High Faluter

Shake ‘N Fake: The Run-Down on Fake IDs

My interest in acquiring a fake ID peeked when I borrowed a friend’s to get into a bar downtown. Her ID read ‘blonde hair, blue eyes, six feet tall.’ I’m a five-foot tall, dark featured Asian, so my expectations of using this fake ID successfully were very low. By the end of the night, I’d gotten into three bars and ran up a tab in each of them. Curiously enough, I had the same success using a different Caucasian girl’s ID the following weekend. Not to complain about my achievements in breaking the law, but what gives?

Unprecedented results aside, these fake IDs seemed mysterious. I mean, where did they come from? Who made them? And how could I purchase one to reap the benefits I won’t otherwise be able to (legally) for another six months?

Through a friend of a friend of a friend, my questions were answered…sort of.

Teen Drinking is Very Bad…Yo, I Bought a Fake ID Though

The fake ID industry is lucrative; an online-only affair, vendors have the opportunity to make a large profit for their product. Of course the industry is also an illegal one, so with great reward comes even greater risk (just ask this couple arrested last February, whose multiyear profits of $4.7 million were seized by the police.)

The most popular of these businesses run on Bitcoin and similar cryptic currencies, while less reputable sites ask for payment via Amazon gift cards or mail-in money orders. This is where I hit a roadblock when shopping around for my fake ID; what little I do know about bitcoin revolves around how unpredictably it fluctuates, and I wasn’t about to send ‘Josh’ in Ohio a $150 Amazon gift card in good spirits that I’d actually get what I paid for two weeks later.

So, I turned to a friend whom I’d ran into at a bar one weekend. “I didn’t know you were 21,” I said. He flashed me his fake and told me, “I’m not.”

Having seen the final product in person, I made him the middleman who provided me with the information needed to purchase a card of my very own, paid through a far more trustable means – Venmo. Still, I don’t know who’s creating my ID, where they’re based out of, and how, exactly, they are able to create a scannable, holographic card. And if I wasn’t so anxiety-ridden about this whole fiasco, I’d probably suggest not knowing is part of the fun in owning a fake ID. That, and the rush of underaged drinking.

Thoughts from an Officer

I’d waited about four weeks for my fake ID to arrive in the mail and, in the meantime, I reached out to a local law enforcement officer to learn more about these cards through the eyes of the right side of the law.

Detective Daniel Seuzeneau of the Slidell Police Department (a fan-favorite department of A&E’s Live PD) doubles as the department’s public relations officer and answered some questions I had both as an underaged college student with a passion for Thirsty Thursdays and as this article’s author who wanted a lawful take on the subject.

HF: How often do officers in the area come across fake IDs while on duty?

Det.
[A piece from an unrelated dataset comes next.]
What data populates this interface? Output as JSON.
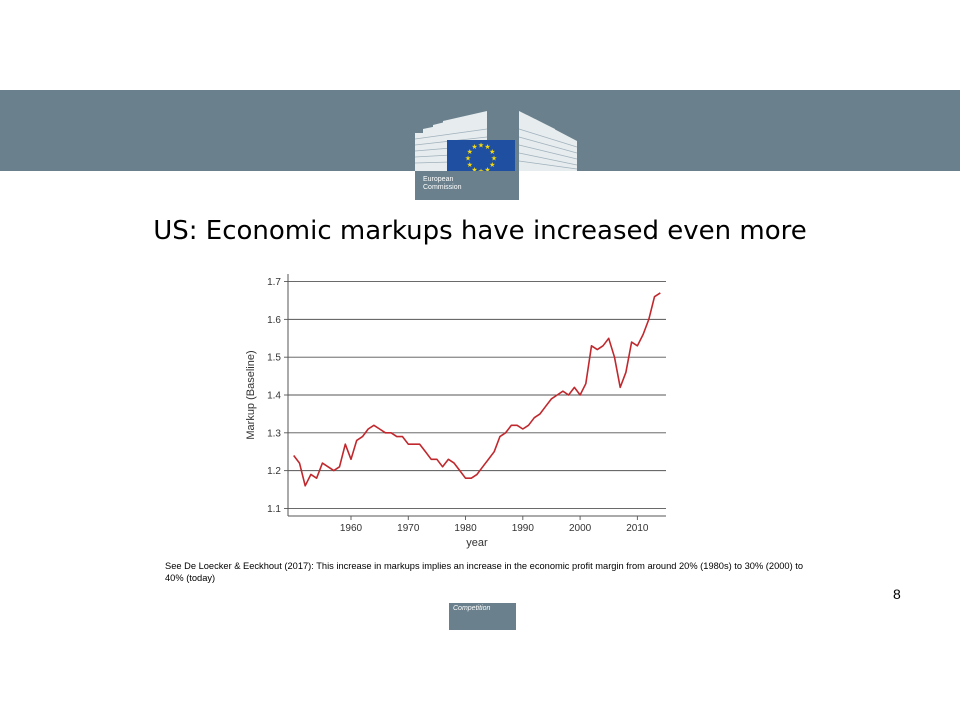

Seuzeneau: Very rarely – police are usually not looking specifically for a fake. And most of the time, store clerks are not trained to be able to identify a fake, so they go unreported.

HF: What are the actual repercussions for simply possessing a fake ID versus attempting to purchase alcohol with one?

Det. Seuzeneau: The exact statue is ‘unlawful possession of a fraudulent document for identification purposes’ [such as a] fake social security card, credit card, birth certificate…these laws are not geared towards college students. [They are] more so for cases like immigrants trying to enter the country illegally or credit card fraud, which are felonies. Just possessing a fake ID [as a college student] would more likely constitute as a misdemeanor.

HF: How easy is it to pick out a fake ID from a real one?

Det. Seuzeneau: The officer, if he’s looking for it, can tell. The credit card-like strip on the back of the IDs are used to pull up information from places like the DMV. ‘Scannable’ fake IDs cannot do this. And businesses only scan IDs simply to see if the cardholder is of age.

HF: Do you have any closing thoughts on underaged drinking?

Det. Suezeneau: I saw the underaged drinking that went on in college. It’s one of those things that’s going to happen and no amount of laws can stop it from happening. Our job is to raise awareness about how alcohol and drugs seriously impair [the consumer.] I think we’ve all seen time and time again what happens when someone makes a bad decision under the influence. So, awareness and understanding is important.

I turn 21 in 6 months. “There’s a limited amount of time to break the law while you can.” my mother joked one day, thinking I was messing around when I told her I’d ordered a fake ID, partially as research for this article and partially to use on the weekends. I’m curious to know if there’s a difference in vigilance checking IDs, and if that difference varies by type of location (perhaps a bar at midnight does not check for the authenticity of an ID as thoughroughly as a restaurant during lunch.) This is a theory I’m going to test out myself (purely for investigative purposes, of course.) And when I’m almost inevitably arrested, hopefully Detective Seuzeneau can put in a good word for my bail.